A wedding took place last week. The bride and groom weren’t members of Klal Yisrael, so it wasn’t a Jewish wedding. And yet, at least in a way, it was.
It took place in a Muslim country that I won’t identify; the authorities there do not look favorably on Jews or on citizens who communicate with Jews, like the groom and his mother, who long ago decided that the Jewish mesorah is true. Long ago, she abandoned the Christianity into which she was born, and has tried mightily, and with some success, to convince her husband, a Hindu, to forsake the idols and rites of his own upbringing and join her in her acceptance of Torah. Talk about a complicated family dynamic.
“Tehilla,” as I’ll call her, has not converted to Judaism. She and her two adult sons are “Bnei Noach,” non-Jews who have accepted the Torah’s truth and who cherish Klal Yisrael.
There are similar non-Jews in Australia, Asia, Europe and here in the United States (a good number of them, for some reason, in the south). Many confront formidable societal obstacles, although Tehilla, considering where she lives, likely faces more than most.
“Tehilla” is an appropriate alias for someone so filled with praise for the Jewish people. Her studies of Judaism over years and her electronic interaction with various rabbis around the world have endeared the Jewish people and the Jewish religion to her – and her to her mentors. Jews, to be sure, are enjoined from proselytizing to non-Jews, but Tehilla is self-motivated (an understatement); those, like me, who have corresponded with her are simply answering her queries – and are often inspired by her observations.
Tehilla’s empathy for Klal Yisrael, especially in Eretz Yisrael, is deep. And it is accompanied by a clarity of vision that eludes so many, and so much of the media. “With all the sufferings [the world has] inflicted on you all,” she once wrote, “I still cannot fathom how magnanimous you all are in being a light to all nations.”
“After meeting your people [by e-mail],” she once wrote, “I cannot understand how such a warm, compassionate and humane people can be so persecuted and so misunderstood.”
And, from other communications:
“G-d will never allow you to fall, in the merit of your patriarchs and prophets… soon G-d is going to say ‘enough’ to your tears…
“All I can pray is when Hashem decides it’s time for all your sufferings to be over, He will show us Gentiles the compassion we failed to show you all.

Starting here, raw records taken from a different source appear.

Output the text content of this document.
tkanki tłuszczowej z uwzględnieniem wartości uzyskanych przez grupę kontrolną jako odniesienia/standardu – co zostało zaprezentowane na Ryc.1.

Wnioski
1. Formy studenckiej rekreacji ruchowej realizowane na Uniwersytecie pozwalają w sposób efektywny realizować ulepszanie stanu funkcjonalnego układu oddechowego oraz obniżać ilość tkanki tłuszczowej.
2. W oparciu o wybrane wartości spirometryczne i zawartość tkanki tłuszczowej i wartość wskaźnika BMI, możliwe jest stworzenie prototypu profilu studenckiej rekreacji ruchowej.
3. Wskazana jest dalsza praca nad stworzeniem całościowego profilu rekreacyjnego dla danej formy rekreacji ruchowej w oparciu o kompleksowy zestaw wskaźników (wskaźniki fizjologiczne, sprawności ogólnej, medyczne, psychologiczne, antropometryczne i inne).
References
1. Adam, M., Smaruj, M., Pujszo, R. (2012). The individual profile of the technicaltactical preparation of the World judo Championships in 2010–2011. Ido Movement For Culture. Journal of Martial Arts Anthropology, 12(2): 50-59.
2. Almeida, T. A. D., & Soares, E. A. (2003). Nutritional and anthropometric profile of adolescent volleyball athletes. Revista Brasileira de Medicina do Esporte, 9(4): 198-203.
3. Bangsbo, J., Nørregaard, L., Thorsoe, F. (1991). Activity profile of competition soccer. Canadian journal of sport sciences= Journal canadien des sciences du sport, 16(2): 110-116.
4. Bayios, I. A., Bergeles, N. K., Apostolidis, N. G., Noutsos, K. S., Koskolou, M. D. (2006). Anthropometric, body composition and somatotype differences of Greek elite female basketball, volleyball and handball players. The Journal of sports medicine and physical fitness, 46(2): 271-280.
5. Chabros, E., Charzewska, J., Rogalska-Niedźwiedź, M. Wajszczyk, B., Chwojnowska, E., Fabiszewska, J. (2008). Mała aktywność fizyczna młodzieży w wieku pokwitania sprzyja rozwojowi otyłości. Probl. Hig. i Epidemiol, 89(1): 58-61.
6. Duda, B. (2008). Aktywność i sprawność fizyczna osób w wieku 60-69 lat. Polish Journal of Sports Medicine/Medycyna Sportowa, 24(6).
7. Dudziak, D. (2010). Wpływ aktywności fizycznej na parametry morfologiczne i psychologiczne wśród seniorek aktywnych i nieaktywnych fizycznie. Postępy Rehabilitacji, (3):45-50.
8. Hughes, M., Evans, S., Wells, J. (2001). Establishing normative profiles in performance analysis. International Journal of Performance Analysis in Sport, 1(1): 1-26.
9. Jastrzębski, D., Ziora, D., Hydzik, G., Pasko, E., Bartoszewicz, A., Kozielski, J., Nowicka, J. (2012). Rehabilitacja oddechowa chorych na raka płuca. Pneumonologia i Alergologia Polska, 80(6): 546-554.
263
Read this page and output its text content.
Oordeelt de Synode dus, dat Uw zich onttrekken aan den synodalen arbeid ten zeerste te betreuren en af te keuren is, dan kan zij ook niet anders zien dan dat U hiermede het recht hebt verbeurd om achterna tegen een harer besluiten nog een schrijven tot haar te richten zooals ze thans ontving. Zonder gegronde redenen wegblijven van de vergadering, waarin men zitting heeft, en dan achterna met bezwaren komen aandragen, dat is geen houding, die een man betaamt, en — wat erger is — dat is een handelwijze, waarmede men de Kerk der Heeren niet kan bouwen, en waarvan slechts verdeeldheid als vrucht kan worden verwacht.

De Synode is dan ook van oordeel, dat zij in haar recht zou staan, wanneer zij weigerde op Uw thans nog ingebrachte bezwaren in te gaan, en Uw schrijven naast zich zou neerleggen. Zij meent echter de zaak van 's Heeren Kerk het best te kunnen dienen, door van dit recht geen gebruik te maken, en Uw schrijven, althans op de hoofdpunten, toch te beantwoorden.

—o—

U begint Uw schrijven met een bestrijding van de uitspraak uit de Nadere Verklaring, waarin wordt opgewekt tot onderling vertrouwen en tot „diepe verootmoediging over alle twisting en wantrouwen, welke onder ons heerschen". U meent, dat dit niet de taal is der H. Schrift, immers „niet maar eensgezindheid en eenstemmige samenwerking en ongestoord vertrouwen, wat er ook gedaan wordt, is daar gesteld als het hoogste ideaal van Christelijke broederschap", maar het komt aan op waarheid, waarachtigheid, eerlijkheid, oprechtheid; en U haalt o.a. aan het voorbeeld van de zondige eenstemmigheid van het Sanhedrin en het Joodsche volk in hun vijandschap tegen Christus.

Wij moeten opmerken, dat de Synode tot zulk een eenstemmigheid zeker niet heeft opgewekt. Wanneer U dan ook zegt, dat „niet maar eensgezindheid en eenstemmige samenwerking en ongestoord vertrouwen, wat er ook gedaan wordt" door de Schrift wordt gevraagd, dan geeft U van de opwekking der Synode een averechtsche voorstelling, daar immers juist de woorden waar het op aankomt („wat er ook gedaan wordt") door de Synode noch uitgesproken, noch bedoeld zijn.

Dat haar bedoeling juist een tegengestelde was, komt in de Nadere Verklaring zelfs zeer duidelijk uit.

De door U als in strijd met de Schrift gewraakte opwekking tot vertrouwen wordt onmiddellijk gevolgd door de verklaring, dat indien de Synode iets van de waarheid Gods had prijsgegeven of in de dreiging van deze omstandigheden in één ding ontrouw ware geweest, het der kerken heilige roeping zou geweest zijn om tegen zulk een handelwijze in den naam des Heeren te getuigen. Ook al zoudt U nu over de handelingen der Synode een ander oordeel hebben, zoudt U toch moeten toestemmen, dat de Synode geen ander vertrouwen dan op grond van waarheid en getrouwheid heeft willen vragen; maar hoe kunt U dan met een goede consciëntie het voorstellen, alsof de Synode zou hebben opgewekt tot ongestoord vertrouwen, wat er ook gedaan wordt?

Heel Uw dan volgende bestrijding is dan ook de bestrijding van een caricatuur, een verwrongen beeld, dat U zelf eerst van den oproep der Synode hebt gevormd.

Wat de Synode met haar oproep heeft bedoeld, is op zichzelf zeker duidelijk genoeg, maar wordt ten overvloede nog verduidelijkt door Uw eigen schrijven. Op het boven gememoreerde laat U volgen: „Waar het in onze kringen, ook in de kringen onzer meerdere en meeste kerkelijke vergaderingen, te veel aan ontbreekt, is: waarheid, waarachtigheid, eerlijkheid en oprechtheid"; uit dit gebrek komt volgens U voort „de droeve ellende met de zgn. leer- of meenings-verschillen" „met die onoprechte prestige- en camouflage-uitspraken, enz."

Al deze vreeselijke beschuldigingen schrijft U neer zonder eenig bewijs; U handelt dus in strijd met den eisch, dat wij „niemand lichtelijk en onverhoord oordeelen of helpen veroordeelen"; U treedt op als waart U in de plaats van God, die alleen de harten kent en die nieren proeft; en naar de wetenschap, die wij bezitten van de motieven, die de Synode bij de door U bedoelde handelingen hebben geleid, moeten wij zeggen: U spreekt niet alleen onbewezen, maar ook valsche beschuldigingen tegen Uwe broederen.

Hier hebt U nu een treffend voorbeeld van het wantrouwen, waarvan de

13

And she looks forward to Moshiach’s arrival with eagerness: “The greatest blessing for believing Gentiles like us is to be able to live where we can study … without fear and acknowledge Hashem as the supreme G-d and you all as His chosen.
Tehilla has always worried about how her sons, who share her dedication to truth, will find wives who will likewise eschew their religious upbringings and accept emes. She was overjoyed when her older son found precisely such a young woman. Their marriage is the one that recently took place.

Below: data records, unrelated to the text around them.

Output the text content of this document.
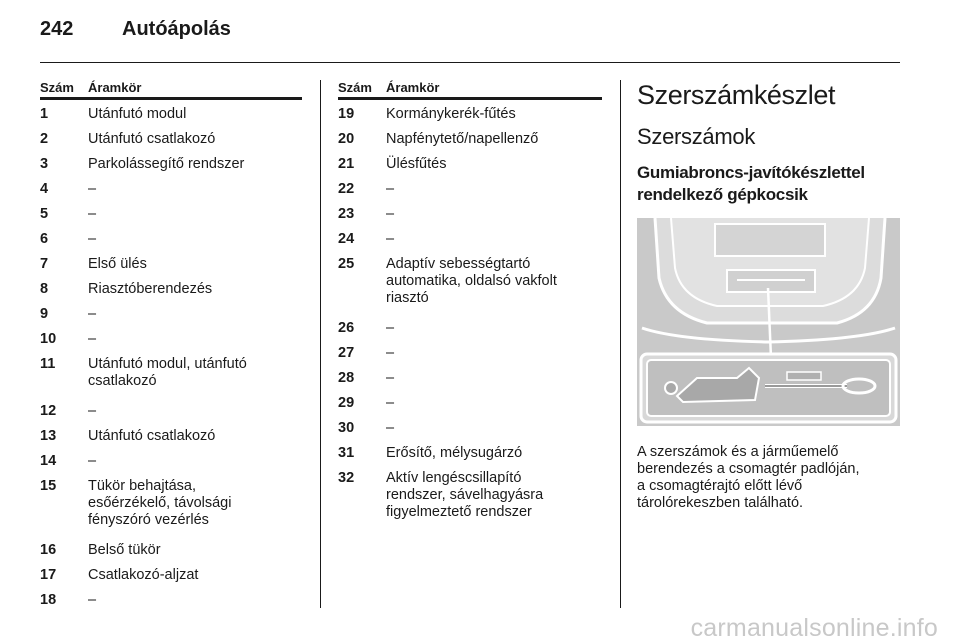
242 Autóápolás
Szám Áramkör
1	Utánfutó modul
2	Utánfutó csatlakozó
3	Parkolássegítő rendszer
4	–
5	–
6	–
7	Első ülés
8	Riasztóberendezés
9	–
10 –
11 Utánfutó modul, utánfutó
csatlakozó
12 –
13 Utánfutó csatlakozó
14 –
15 Tükör behajtása,
esőérzékelő, távolsági
fényszóró vezérlés
16 Belső tükör
17 Csatlakozó-aljzat
18 –
Szám Áramkör
19 Kormánykerék-fűtés
20 Napfénytető/napellenző
21 Ülésfűtés
22 –
23 –
24 –
25 Adaptív sebességtartó
automatika, oldalsó vakfolt
riasztó
26 –
27 –
28 –
29 –
30 –
31 Erősítő, mélysugárzó
32 Aktív lengéscsillapító
rendszer, sávelhagyásra
figyelmeztető rendszer
Szerszámkészlet
Szerszámok
Gumiabroncs-javítókészlettel
rendelkező gépkocsik
A szerszámok és a járműemelő
berendezés a csomagtér padlóján,
a csomagtérajtó előtt lévő
tárolórekeszben található.
carmanualsonline.info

Tehilla was pained by the possibility that the bride’s family, Hindus, would insist on a ceremony that might include idolatrous rituals. In the end, the young couple’s insistence on only a civil ceremony and one presided over by an Orthodox rabbi in another country, carried the day – with the full support of Tehilla’s husband, and reluctant acceptance by the bride’s parents. (And you thought your chasunos had challenges!
Tehilla is overwhelmed with gratitude toward her distant Jewish friends, whose tefillos on her behalf she credits with her good fortune. Of course, those Jewish friends credit her fortitude and perseverance in a religiously hostile environment
It’s an image worth conjuring, and pondering. A family without any natural connection to Jews or Judaism that has embraced both. A wedding of two non-Jews who believe that Moshe emes v’Torahso emes, and who will raise their family accordingly. A Bas Noach mother and traditional Hindu father looking on proudly.

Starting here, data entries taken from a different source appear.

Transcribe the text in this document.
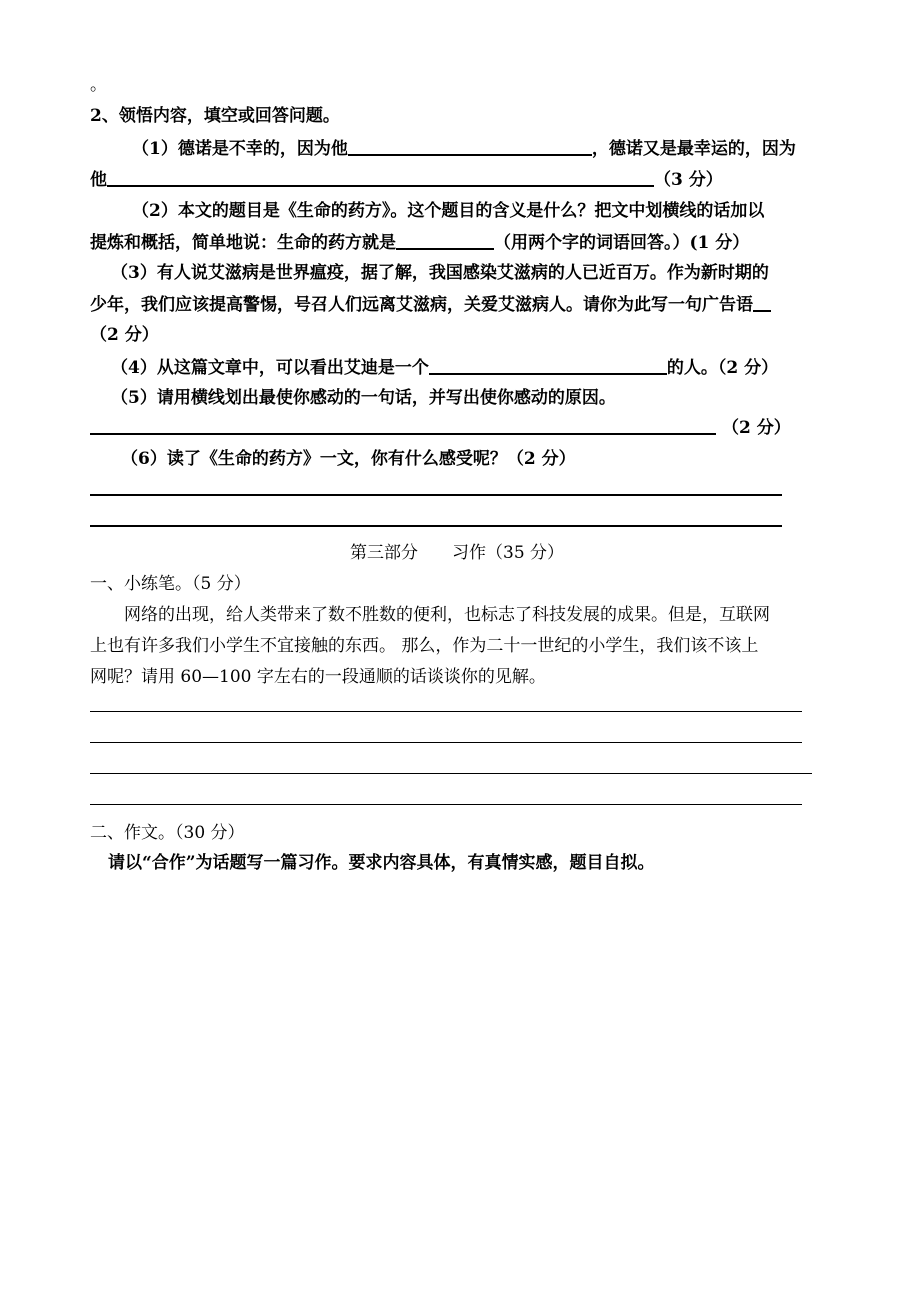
。
2、领悟内容，填空或回答问题。
（1）德诺是不幸的，因为他	，德诺又是最幸运的，因为
他	（3 分）
（2）本文的题目是《生命的药方》。这个题目的含义是什么？把文中划横线的话加以
提炼和概括，简单地说：生命的药方就是	（用两个字的词语回答。）(1 分）
（3）有人说艾滋病是世界瘟疫，据了解，我国感染艾滋病的人已近百万。作为新时期的
少年，我们应该提高警惕，号召人们远离艾滋病，关爱艾滋病人。请你为此写一句广告语
（2 分）
（4）从这篇文章中，可以看出艾迪是一个	的人。（2 分）
（5）请用横线划出最使你感动的一句话，并写出使你感动的原因。
（2 分）
（6）读了《生命的药方》一文，你有什么感受呢？（2 分）
第三部分　　习作（35 分）
一、小练笔。（5 分）
网络的出现，给人类带来了数不胜数的便利，也标志了科技发展的成果。但是，互联网
上也有许多我们小学生不宜接触的东西。 那么，作为二十一世纪的小学生，我们该不该上
网呢？请用 60—100 字左右的一段通顺的话谈谈你的见解。
二、作文。（30 分）
请以“合作”为话题写一篇习作。要求内容具体，有真情实感，题目自拟。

I don’t know how many others there are in the wide world who have thought deeply about life and history and come to the same conclusion as Tehilla and her sons have. But it’s intriguing to imagine that there may be many who are entirely “off the radar.” And heartening to imagine that one day, their lives will come more publicly into view. And then go, as they say, viral.
Our hope for precisely that, after all, is what we express three times a day in the second paragraph of Aleinu.